Review: Acoustic Magic Voice Tracker III

Single beamforming mic array with a singular focus.


10 February 2022

Review:/ Christopher Holder

It’s crazy how some products totally confound expectations, and the Voice Tracker III is one of those products.

US manufacturer, Acoustic Magic, is a pioneer of active beamforming mic arrays. The original Voice Tracker was released back in 2002 and has sold some 18,000 units. That said, it’s not a product I’ve previously encountered, so when the Voice Tracker III landed on my desk, I must confess, I wasn’t immediately impressed.

The first thing you notice is just how lightweight it is. It’s so light, in fact, that it feels like the office fan will blow it away.

The second thing you’ll notice is the lack of buttons and I/O. There’s no USB port. No on/off switch. No mute button. In fact, apart from the power input the only I/O is a minijack audio output. No ethernet port. It’s so minimal. It’s a mic array and that’s it, end of story.

With that in mind, you’d think setting up Voice Tracker III would be a doddle. Yes and no. 

When I went to plug the Voice Tracker III into my MacBook Pro I realised I couldn’t — Apple deleted the 3.5mm input years ago. Thankfully, Acoustic Magic includes a little USB DAC in its packaging — the generic kind you might pick up from Officeworks for $10. So I popped that in. I’ve got to say, it all still felt really janky at this point.

But from there, the super-minimal nature of the product is an asset. Your VC sees Voice Tracker as a USB mic and away you go… And boy can you go. You can be 6 metres or more away and still enjoy great vocal clarity on your call.


Voice Tracker III is a single beam mic array, based on eight mic elements. The LEDs on the front fascia demonstrate which direction the beam is pointing based on the direction of the primary audio source. This device is based on the original Voice Tracker from 2002  — which, incidentally, is still a current (and cheaper) product — but specs out a little better. 

The single beam will switch between speakers extremely quickly. This is awesome in one sense but also mental if you have two participant speaking at once on different sides of the room.

So you get an idea of the type of applications the Acoustic Tracker is most suited to — not necessarily a boardroom situation where there’s free discussion. But if you’re a teacher, trainer or tele-med clinician running a class remotely, the Voice Tracker is phenomenal — easy to set up, and gives you freedom to walk the full width of the shot while enjoying great vocal clarity.

Interestingly, Voice Tracker is just as adept at picking up audio from the back as the front. So it’s well suited to capturing classroom or lecture theatre audio — record the lecturer from the back and the student interaction from the front.

The other application Acoustic Magic pitches hard, is voice recognition. If you’re smashing out speech-to-text for hours on end then the Voice Tracker will save you the hassle of wearing a headset — the clarity and sensitivity of the mic array means you’ll get great results from around a metre away.
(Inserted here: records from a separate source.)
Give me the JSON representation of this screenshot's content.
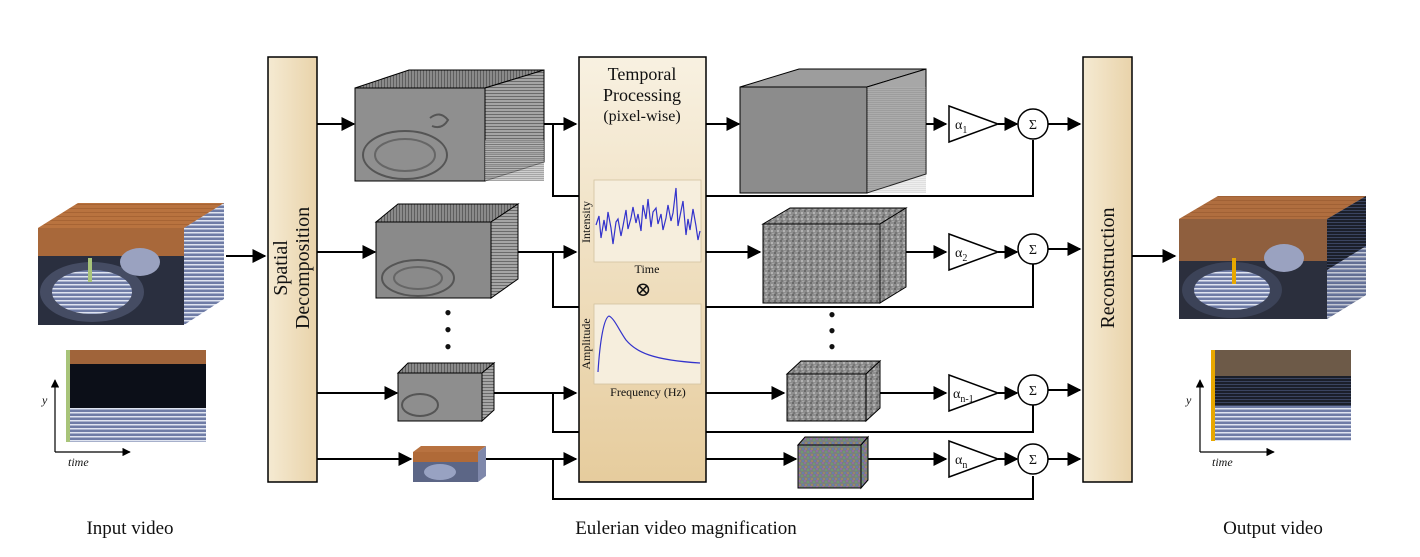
{
  "captions": {
    "input": "Input video",
    "middle": "Eulerian video magnification",
    "output": "Output video"
  },
  "blocks": {
    "spatial_line1": "Spatial",
    "spatial_line2": "Decomposition",
    "temporal_line1": "Temporal",
    "temporal_line2": "Processing",
    "temporal_line3": "(pixel-wise)",
    "reconstruction": "Reconstruction"
  },
  "plots": {
    "intensity": {
      "ylabel": "Intensity",
      "xlabel": "Time"
    },
    "amplitude": {
      "ylabel": "Amplitude",
      "xlabel": "Frequency (Hz)"
    },
    "multiply_symbol": "⊗"
  },
  "axes": {
    "y": "y",
    "time": "time"
  },
  "amplifiers": [
    {
      "base": "α",
      "sub": "1"
    },
    {
      "base": "α",
      "sub": "2"
    },
    {
      "base": "α",
      "sub": "n-1"
    },
    {
      "base": "α",
      "sub": "n"
    }
  ],
  "sum_symbol": "Σ",
  "ellipsis": "•",
  "colors": {
    "block_fill_top": "#f7efdd",
    "block_fill_bottom": "#e7cfa2",
    "plot_line": "#3333cc",
    "wood": "#b06a38",
    "metal": "#8d96b8",
    "marker_input": "#a8c47a",
    "marker_output": "#e8a800"
  }
}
Acoustic Magic Voice Tracker III
Beamforming Microphone Array




MadisonAV: 1800 00 77 80 or madisonav.com.au


Great sensitivity
Easy set up


No USB output


A no-nonsense single beam mic array for applications where you don’t need AEC, a camera or integral speakers. The results are excellent, even at 6m or more from the array.


Helping to maintain that clarity are two types of noise reduction  — spatial filtering and noise reduction processing. The truth is, I still found the Voice Tracker’s noise floor to be quite high in my recordings. But your VC soft codec will eliminate the noise without any problems.


The Voice Tracker III is a no-nonsense, well-priced, mic array for your VC or streaming setup. Pop it on a table using the supplied legs or fix it to a wall or display mount using the supplied bracket. It’s also a highly capable classroom audio microphone and speech recognition mic.

I’ve come around to the stripped-back nature of the offering. I can see why there’s no webcam, no onboard AEC, no web config GUI or even loudspeakers onboard — it all helps to keep the price down and are unnecessary for many applications. But I think Acoustic Magic is going to have to consider adding a USB output — I’m not the first to suggest this. For now though, the Voice Tracker III deserves your attention. The results speak for themselves.